I recently had an opportunity to speak about being successful with offshore partners. Having worked with several partners in my career, I was fortunate to be able to have some experiences to draw on. There were three themes I eventually landed on:
- People versus resources
- Relationships versus transactions
- Collaboration versus isolation
People versus Resources
The language we use is a reflection of our thoughts and shapes future thoughts. So here's a simple question: Do you report the number of people or the number of resources you have offshore? You see, resources are interchangeable and anonymous. People are flesh and blood.
Several years ago, my former manager began penalizing our team every time we referenced our partner either by their country ("I don't know how that happened, Antarctica tested that feature") or by their company name ("I can't believe Igloo Offshore would have coded it that way!"). She forced us each to examine the way we viewed them. Were they simply a group of disposable parts? Or were they committed and loyal people, just like us.
And guess what? Things changed. Professional respect across the two teams emerged. As people visited (every try to buy a round trip air ticket for a 'resource'?) back and forth, we began to learn names of our counterparts.
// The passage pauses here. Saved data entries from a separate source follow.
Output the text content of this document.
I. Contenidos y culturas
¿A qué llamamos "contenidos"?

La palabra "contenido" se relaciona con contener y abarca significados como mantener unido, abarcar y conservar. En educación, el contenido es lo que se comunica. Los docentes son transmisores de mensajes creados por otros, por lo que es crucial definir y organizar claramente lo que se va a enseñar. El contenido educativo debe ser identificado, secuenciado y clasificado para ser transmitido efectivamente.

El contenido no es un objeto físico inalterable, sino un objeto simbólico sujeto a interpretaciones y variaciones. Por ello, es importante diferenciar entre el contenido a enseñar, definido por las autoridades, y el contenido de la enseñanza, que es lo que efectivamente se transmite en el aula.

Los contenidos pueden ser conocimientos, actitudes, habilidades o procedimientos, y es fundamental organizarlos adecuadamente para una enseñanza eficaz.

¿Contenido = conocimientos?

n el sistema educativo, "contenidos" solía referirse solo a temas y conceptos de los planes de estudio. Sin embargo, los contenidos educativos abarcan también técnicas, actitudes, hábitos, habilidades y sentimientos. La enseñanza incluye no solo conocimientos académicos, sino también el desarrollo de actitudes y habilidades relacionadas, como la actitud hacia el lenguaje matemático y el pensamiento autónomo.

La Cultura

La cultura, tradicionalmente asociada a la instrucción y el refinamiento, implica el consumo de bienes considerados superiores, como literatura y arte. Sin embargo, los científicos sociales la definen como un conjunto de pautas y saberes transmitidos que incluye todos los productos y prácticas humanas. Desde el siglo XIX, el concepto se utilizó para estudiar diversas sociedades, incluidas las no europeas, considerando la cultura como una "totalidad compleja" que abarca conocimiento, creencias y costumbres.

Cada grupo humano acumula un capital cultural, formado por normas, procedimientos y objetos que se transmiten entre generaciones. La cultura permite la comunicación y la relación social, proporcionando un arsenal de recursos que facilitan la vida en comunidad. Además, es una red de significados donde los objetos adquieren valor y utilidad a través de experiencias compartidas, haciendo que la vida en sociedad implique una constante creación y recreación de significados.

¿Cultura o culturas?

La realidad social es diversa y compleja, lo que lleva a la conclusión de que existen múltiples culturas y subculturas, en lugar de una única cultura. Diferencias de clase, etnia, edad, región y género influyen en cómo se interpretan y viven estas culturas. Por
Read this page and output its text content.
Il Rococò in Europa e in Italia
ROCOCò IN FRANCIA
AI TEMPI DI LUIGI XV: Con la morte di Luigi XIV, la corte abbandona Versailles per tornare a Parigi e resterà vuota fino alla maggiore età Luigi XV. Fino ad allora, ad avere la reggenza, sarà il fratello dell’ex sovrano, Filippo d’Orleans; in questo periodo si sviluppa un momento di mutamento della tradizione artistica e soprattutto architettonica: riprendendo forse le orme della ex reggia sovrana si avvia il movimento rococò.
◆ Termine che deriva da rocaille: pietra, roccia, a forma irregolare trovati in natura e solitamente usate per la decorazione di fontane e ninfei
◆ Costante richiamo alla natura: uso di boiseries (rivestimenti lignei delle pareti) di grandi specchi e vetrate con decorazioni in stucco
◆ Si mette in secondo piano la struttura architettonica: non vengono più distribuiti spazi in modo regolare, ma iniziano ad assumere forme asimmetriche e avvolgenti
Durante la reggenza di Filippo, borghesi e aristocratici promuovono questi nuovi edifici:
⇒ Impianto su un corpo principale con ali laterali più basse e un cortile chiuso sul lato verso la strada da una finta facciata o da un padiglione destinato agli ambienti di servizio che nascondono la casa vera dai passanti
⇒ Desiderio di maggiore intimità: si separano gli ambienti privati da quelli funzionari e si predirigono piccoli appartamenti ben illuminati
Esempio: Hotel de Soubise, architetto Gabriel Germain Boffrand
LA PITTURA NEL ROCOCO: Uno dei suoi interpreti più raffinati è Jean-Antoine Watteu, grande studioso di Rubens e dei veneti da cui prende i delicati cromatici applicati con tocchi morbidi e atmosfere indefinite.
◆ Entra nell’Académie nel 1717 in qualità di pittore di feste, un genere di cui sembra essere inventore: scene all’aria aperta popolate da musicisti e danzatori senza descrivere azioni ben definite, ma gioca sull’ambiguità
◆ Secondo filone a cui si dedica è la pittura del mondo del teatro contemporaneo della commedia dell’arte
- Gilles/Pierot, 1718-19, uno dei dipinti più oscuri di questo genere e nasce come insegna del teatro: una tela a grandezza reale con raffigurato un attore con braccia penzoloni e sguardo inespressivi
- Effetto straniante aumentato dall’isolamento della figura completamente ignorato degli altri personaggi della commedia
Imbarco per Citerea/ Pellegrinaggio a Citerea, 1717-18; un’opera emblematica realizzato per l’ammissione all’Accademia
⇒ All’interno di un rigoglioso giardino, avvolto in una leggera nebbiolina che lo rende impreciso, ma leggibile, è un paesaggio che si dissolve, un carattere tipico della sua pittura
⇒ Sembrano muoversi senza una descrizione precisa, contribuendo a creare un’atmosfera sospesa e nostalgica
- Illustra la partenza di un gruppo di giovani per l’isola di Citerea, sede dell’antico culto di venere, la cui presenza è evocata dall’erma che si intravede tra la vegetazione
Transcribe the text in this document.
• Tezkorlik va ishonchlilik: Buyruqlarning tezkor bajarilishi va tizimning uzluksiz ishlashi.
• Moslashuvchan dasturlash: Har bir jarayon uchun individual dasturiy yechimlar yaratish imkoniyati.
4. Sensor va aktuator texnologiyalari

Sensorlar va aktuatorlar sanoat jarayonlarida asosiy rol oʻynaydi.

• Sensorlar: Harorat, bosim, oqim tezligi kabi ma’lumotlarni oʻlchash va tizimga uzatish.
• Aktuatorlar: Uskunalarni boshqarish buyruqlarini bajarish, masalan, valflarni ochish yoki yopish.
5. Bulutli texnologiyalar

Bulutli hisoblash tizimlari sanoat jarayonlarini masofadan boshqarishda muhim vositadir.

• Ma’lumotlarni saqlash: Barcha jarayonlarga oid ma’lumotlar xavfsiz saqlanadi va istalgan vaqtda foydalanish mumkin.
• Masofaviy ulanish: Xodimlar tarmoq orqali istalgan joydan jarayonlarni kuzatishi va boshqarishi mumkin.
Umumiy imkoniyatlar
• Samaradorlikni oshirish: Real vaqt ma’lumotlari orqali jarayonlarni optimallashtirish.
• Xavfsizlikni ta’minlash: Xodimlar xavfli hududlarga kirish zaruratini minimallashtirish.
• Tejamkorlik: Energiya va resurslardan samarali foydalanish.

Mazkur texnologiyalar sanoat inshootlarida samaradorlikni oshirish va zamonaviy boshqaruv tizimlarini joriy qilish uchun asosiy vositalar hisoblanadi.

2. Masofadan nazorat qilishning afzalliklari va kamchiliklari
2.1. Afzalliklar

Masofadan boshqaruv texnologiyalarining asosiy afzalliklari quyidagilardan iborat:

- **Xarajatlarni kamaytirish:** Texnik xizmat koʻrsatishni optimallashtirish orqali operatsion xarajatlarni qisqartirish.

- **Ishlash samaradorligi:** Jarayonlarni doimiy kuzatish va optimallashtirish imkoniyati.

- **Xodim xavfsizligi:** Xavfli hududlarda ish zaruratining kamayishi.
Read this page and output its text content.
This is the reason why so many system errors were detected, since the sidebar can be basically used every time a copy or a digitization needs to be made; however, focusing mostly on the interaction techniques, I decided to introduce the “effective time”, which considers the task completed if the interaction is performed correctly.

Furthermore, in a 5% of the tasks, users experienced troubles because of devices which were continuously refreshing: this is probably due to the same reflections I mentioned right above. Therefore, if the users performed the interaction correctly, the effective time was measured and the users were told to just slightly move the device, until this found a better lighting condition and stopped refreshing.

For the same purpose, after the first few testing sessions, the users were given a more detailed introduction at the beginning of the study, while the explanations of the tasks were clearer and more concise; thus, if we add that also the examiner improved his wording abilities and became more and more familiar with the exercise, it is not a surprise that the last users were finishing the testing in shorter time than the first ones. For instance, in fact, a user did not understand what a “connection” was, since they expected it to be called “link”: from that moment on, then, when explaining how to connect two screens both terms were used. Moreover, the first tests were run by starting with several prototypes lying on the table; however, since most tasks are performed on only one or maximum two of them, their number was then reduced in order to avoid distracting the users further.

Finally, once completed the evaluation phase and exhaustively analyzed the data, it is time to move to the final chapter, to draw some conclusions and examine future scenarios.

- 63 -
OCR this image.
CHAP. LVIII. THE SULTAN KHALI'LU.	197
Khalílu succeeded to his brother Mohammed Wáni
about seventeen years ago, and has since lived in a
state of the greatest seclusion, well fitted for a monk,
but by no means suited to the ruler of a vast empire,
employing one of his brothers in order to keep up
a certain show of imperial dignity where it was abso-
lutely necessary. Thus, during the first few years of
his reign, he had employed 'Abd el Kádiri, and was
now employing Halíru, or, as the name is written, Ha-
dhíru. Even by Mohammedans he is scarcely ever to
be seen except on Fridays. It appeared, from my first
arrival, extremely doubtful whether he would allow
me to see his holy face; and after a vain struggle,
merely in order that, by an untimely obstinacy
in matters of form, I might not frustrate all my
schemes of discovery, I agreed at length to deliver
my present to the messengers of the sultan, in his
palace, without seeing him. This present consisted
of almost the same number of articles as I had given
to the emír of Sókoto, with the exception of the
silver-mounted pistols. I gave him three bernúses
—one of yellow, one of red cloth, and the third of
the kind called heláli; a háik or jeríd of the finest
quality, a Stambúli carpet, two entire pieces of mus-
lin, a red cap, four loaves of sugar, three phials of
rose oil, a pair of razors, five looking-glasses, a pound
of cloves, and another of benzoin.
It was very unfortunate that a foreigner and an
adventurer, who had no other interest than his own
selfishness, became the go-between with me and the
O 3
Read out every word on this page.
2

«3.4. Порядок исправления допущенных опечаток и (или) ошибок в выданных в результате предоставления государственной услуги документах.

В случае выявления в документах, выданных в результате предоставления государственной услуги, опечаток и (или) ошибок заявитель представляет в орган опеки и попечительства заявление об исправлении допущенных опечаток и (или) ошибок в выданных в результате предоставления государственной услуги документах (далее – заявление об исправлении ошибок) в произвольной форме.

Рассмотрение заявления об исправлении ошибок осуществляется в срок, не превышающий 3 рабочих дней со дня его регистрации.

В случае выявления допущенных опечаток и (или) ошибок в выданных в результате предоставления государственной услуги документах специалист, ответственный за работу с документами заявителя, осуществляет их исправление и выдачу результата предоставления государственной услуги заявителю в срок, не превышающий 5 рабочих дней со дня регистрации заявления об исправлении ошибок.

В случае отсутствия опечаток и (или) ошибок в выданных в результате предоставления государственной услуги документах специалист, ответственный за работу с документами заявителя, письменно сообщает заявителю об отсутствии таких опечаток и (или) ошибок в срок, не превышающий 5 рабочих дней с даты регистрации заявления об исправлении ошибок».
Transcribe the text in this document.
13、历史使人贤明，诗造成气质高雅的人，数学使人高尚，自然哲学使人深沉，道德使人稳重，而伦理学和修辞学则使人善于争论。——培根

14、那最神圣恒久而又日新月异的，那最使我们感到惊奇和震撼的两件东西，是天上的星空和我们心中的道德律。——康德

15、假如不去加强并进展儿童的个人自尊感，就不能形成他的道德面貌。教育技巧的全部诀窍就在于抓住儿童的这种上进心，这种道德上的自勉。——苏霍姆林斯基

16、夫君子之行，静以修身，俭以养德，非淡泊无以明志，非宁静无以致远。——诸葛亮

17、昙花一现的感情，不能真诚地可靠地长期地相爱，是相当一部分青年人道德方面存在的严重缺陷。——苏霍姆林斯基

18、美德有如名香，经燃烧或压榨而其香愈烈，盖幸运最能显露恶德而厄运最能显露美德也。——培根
Phone calls, instant messaging, and web cams became the preferred method of communicating.
More importantly, we built trust. My manager was on to something those years ago. She knew that when a person has a name, they are real.
Relationships versus Transactions
Once we began to see our partner as a collection of people, this next distinction sort of fell into place. You can't have a relationship with a resource. You go to an ATM and withdraw money from a machine, not from Bob. Once we began to know each other as people, we evolved to a new relationship. We became interested in career development on both sides. We deepened our relationships with their families during visits.
OK, you might be asking what this has to do with costs and productivity. And that, I assure you, is my point. Sure, you can get what you negotiate for in terms of transactions (do project X by March for Y dollars.) But our product isn't piece meal. It is a living, breathing product that evolves over time. I can't afford to have people coming on and off my project, all the while keeping the "resource count" level.
That's the punch line.
Our relationships are the bond that allows for continuity. We have wonderfully low turnover and deep experience with our offshore team. I fundamentally believe that is a result of the relationships among people from both sides. It's more than just a cool project on the resume. It about being on a world-class team with people you care about.
Collaboration versus Isolation
This too is a natural extension of the previous point. We don't distinguish between whether a person is here or there, with the exception of a few key customer facing positions. In other words, if a test lead is better situated there, then so be it.
We often have feature (scrum) teams comprised of people from both us and our partner. And because of the strong relationship, they work well together. Not only in a "feel good" sense, but in a hard core results delivered sense. People work hard for each other because they know each other. They have shared a meal together. They know about each other's families and celebrations. They have worked side by side together.
So when we need that push, we get much more than compliance because we are the customer. We get the energy, the passion, and the loyalty that is the difference in being able to deliver great software.
Ironically, these themes are exactly the way you should be treating your onshore team members already. Ultimately, it's about being able to look across your two organizations and see one team.